Eva spent the first two weeks of her trip taking language classes for three hours every morning and visiting some of the country’s most notable cultural and religious sites. She also participated in activities such as an enactment of a traditional Oiran Dochu—or Geisha—procession; a class in Taiko, the Japanese drums; and the preparation of a matcha tea ceremony.
But it was the second phase of the program when Eva really became immersed in the country’s traditions—she lived for two weeks with a host family in the Chiba Prefecture of Japan. “I wouldn’t have learned the intricacies of Japanese culture without these two weeks with my host family,” she recalled. “I learned many Japanese phrases to join their culture’s value of respecting others. I also noticed that Japanese families spend a great deal of time together.”

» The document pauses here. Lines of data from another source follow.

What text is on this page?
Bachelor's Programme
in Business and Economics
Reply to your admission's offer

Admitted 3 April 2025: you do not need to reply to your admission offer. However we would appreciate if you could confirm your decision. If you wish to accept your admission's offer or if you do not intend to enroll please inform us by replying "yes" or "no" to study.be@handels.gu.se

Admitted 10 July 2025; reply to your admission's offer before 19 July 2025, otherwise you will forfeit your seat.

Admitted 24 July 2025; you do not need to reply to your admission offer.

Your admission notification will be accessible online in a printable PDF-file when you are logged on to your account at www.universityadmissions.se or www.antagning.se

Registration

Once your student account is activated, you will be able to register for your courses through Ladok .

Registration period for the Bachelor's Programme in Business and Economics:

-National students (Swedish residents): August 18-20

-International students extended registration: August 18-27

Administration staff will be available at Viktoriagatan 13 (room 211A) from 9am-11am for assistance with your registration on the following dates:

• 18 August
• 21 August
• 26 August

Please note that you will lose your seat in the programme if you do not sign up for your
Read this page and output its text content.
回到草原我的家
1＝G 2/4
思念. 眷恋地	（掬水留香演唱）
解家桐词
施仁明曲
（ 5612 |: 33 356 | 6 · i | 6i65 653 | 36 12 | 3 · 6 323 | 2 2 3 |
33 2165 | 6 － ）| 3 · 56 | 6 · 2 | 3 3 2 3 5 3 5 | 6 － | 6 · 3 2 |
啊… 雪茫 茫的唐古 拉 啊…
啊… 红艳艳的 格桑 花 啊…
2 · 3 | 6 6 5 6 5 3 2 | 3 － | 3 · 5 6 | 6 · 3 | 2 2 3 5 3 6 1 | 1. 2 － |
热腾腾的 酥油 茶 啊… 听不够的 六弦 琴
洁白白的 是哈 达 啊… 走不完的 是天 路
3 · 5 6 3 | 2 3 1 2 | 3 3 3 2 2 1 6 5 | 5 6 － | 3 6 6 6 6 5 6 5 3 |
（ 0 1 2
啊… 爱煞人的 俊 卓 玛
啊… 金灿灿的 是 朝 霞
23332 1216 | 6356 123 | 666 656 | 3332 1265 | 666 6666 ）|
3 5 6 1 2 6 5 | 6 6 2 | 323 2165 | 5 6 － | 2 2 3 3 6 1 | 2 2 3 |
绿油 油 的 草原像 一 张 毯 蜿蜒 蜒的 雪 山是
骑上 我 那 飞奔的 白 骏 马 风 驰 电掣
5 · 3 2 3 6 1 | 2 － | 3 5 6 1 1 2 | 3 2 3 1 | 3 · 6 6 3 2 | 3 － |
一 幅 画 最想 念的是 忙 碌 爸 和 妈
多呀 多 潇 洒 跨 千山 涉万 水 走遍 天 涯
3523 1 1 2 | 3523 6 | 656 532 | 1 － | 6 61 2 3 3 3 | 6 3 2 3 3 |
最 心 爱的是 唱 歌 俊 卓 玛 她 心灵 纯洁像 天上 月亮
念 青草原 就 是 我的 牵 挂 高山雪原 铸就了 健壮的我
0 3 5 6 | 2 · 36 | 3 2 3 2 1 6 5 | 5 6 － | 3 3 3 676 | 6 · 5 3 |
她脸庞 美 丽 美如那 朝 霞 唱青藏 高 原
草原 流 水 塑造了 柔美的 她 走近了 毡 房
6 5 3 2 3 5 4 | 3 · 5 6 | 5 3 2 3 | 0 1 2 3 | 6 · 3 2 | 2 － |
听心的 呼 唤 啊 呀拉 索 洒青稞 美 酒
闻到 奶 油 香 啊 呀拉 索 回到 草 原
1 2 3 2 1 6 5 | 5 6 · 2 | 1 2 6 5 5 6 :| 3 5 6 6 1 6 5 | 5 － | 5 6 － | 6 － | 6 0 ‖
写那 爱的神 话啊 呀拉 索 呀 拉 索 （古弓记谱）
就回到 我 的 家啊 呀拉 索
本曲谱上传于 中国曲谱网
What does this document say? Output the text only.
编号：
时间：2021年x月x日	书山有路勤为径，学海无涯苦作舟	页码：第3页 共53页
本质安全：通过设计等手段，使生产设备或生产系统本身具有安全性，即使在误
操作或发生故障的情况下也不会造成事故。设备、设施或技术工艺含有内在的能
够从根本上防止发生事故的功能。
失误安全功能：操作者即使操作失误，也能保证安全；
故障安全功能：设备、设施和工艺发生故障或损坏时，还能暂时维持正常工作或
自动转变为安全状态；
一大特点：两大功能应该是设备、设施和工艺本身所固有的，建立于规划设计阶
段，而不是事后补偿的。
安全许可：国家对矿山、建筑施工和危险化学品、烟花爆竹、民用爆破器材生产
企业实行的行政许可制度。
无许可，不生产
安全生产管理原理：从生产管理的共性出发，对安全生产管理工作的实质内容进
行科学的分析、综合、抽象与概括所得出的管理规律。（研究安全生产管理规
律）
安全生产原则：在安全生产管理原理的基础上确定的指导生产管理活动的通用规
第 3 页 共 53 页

And she was able to see other parts of the country from their perspective. “They took me to many cultural landmarks, including a traditional festival in their town. There were lanterns, dancers, and drummers. They gifted me a yukata to wear to the festival, which is slightly different from a kimono. The grandmother of the family came to help us put the yukatas on since there are specific ways to tie the belt and style your hair.”
At the end of the trip, while sitting on the plane ready to depart Japan for home, Eva received a message from her host family that made her realize the true value of cultural exchange. A part of it said, “Our impression of your country Russia has changed a lot. In recent years, there has been no good coverage in Japan (about Russia). But we want to love your country too, because you are proud of it.”
“That was really the seal of my trip to Tokyo,” she said. “If I had never gotten to know this Japanese family, I wouldn’t have been able to understand their culture as fully as I do now. And although I was there to experience their culture, I had managed to leave my own mark and refine their view on Russia.”
And that was the overriding message Eva wanted to convey to her peers at Canterbury. “This goes to show that we are meant to share our culture with others and experience different communities, talk to people of different backgrounds, try new foods, or even just read about other countries,” she told them. “I urge you all to go out and seek experiences where you leave your comfort zone and see the beauty the world has to offer.”